Why? High rises are very expensive to build
lolno
Actually, once you go above twenty stories or so they
do become disproportionately expensive. But your garden variety six-story apartment building, naw, that's not expensive.
Anyway, it's really
really silly to say that there's nothing in between Manhattan-style density and automobile-oriented suburbs. I think that people should be able to build Manhattans if they want, but there is a whole range of options that are less dense than that but also sufficiently dense to support public transit and a vibrant urban streetscape. The break-point for when people will switch away from cars is somewhere on the order of seven to ten dwellings an acre, which is a good deal less than Manhattan. "Streetcar suburbs" are pretty great, and I suspect that the real action going forward ought to be adaptive reuse and infill in our suburbs (and more suburban parts of cities) to reach the sort of densities necessary to support transit, not the Manhattanization of current urban centers. But it's going to take a while. It took many decades of building for car culture to get us where we are now, fixing those problems ain't gonna happen overnight.
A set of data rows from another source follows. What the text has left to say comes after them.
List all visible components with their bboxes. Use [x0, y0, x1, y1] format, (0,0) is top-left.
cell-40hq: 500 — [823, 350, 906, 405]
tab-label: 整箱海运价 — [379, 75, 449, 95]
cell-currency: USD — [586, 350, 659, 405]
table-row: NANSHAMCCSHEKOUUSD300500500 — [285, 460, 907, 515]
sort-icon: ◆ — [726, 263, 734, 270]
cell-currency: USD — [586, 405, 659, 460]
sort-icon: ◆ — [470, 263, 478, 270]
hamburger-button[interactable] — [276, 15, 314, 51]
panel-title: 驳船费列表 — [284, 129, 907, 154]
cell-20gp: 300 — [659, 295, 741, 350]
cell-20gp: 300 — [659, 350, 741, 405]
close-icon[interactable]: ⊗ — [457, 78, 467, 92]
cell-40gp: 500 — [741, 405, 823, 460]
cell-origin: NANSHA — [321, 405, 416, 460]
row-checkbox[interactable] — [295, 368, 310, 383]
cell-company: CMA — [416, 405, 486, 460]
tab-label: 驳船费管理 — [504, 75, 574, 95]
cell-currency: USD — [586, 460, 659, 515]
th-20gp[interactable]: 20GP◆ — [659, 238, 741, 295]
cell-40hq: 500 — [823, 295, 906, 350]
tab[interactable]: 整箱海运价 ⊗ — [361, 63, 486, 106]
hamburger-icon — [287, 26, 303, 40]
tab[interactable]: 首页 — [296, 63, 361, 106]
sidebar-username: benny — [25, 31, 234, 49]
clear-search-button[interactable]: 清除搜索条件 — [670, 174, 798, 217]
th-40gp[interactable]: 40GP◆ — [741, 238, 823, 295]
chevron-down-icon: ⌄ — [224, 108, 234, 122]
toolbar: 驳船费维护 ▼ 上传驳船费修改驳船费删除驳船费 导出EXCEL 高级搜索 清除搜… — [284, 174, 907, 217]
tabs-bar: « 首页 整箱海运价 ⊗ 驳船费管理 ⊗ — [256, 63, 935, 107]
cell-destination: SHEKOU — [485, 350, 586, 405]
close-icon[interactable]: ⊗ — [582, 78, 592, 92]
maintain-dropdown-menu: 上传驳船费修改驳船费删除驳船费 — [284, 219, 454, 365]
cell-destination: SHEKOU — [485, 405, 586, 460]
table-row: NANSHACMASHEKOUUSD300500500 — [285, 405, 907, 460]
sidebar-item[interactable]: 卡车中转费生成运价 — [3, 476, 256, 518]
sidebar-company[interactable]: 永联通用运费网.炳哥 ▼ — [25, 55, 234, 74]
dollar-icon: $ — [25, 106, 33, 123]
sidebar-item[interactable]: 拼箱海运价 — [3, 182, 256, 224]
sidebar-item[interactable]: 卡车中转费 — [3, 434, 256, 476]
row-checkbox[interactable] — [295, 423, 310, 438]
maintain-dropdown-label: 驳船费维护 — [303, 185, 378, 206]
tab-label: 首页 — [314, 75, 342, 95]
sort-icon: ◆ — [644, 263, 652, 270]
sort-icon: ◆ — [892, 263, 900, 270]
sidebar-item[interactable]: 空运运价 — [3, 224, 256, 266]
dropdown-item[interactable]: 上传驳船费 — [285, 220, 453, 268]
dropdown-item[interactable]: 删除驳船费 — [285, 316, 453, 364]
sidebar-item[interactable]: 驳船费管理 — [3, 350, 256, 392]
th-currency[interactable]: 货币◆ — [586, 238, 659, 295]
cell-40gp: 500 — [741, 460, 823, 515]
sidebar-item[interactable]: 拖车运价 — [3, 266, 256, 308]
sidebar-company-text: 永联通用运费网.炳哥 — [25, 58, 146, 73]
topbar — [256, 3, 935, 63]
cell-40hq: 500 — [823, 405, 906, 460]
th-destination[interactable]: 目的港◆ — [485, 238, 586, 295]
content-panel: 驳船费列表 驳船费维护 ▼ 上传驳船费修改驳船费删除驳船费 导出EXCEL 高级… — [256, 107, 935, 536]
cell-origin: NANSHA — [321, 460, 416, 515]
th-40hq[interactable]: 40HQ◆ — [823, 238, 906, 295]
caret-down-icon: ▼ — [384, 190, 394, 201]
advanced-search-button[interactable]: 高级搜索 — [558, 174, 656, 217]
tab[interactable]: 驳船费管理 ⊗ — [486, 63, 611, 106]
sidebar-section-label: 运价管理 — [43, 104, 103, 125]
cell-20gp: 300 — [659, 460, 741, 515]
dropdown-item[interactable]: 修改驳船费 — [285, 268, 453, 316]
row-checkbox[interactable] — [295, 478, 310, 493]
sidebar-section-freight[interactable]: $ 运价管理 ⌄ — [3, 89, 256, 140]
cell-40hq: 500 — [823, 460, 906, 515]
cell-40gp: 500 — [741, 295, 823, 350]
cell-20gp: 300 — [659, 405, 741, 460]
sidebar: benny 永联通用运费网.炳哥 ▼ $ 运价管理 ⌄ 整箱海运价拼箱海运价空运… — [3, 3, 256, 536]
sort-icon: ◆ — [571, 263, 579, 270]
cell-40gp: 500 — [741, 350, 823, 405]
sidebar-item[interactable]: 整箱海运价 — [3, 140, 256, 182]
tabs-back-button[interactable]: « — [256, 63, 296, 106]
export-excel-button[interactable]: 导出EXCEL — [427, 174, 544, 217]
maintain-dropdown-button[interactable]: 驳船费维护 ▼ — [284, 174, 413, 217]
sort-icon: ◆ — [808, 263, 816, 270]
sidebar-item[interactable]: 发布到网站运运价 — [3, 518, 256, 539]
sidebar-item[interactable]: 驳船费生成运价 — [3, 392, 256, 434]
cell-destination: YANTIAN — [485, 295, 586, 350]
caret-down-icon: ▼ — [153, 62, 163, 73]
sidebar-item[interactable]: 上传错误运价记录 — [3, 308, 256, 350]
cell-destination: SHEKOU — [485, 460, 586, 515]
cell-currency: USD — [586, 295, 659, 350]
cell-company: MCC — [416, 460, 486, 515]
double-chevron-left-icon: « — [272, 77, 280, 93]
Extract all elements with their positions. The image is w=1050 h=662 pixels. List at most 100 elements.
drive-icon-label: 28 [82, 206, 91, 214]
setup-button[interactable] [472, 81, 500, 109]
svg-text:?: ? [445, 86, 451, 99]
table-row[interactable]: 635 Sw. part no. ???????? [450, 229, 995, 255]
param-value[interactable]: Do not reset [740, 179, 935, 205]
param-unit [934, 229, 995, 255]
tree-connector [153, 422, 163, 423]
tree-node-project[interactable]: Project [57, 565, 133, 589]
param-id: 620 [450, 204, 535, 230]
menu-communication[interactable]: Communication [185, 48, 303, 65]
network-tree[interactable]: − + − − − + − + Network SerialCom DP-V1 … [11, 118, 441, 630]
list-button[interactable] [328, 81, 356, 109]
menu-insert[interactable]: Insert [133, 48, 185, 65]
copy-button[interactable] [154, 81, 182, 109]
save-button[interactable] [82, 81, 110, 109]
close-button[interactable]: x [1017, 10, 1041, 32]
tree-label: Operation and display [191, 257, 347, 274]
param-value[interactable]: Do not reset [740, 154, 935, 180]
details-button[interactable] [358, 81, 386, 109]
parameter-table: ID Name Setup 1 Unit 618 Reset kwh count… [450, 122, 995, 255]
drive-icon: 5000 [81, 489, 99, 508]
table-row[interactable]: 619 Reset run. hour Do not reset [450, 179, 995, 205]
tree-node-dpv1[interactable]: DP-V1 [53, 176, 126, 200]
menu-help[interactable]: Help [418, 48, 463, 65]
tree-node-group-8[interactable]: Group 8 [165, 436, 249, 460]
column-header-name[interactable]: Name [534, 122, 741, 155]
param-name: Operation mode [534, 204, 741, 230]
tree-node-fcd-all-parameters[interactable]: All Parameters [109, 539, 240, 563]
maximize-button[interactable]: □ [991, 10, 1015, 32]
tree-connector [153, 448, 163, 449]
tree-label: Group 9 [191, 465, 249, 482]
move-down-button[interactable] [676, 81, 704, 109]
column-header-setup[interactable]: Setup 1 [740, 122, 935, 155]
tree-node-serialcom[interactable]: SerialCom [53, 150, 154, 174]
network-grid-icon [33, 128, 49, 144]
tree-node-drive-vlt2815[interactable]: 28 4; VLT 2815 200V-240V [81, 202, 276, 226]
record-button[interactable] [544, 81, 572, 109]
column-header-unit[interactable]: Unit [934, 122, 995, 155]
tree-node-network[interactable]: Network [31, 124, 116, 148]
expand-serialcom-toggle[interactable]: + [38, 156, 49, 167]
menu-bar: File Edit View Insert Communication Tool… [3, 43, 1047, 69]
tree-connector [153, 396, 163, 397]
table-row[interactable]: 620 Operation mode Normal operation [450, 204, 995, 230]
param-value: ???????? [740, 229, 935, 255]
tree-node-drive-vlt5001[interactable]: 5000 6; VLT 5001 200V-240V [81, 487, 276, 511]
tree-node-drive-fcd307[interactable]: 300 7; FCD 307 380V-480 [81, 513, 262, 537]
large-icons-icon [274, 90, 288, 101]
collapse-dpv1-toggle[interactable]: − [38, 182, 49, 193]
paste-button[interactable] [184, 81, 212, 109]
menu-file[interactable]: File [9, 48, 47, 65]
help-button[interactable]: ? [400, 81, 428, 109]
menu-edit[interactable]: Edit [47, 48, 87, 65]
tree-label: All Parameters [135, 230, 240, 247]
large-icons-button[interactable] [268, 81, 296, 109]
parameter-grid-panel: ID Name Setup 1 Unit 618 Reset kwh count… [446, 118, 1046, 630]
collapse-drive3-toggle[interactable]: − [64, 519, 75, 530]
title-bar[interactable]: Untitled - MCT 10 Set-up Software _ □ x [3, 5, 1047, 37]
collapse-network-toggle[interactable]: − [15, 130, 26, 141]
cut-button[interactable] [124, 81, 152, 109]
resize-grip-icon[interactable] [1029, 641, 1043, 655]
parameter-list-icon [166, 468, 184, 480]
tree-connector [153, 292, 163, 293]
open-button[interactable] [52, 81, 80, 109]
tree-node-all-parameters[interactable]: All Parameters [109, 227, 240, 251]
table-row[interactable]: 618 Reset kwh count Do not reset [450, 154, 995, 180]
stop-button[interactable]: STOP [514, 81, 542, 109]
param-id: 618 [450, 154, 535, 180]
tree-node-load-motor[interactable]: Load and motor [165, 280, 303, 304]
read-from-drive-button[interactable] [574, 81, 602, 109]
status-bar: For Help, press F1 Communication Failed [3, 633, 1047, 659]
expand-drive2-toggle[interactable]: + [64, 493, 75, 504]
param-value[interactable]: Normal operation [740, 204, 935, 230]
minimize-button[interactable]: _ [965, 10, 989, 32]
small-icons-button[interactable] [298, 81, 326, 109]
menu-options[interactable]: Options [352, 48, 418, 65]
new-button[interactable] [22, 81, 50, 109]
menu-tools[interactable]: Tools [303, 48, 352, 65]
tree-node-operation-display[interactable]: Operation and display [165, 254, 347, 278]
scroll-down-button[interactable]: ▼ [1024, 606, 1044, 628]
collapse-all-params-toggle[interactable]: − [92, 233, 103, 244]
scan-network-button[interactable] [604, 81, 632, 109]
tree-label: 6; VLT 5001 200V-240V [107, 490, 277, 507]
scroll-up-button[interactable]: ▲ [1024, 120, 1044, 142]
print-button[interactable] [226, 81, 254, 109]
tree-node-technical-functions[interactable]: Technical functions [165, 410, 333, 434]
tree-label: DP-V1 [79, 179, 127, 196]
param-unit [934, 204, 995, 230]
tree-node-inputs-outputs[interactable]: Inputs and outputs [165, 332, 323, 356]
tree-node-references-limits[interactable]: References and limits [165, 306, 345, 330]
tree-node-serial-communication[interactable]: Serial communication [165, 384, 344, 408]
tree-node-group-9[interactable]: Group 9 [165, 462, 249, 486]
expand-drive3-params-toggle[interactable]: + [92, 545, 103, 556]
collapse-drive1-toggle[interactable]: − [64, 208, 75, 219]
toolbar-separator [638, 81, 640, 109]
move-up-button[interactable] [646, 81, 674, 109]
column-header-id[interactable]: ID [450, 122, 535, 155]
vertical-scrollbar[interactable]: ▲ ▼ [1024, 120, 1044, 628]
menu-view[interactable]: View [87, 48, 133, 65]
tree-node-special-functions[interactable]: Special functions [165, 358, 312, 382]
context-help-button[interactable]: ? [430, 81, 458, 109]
As for the OP, I do in fact live suggestions #2 and #3; no car, 1-BR for two people, no problem. I understand that not everyone has the ability to go car-free, but almost everyone can cut back, and I do certainly hope (and have reason to believe this is not a hope in vain) that, going forward, more people will
want to go car-free. #1... not so much. I will be saddled with mounds of expensive college debt until the day I die, oh well.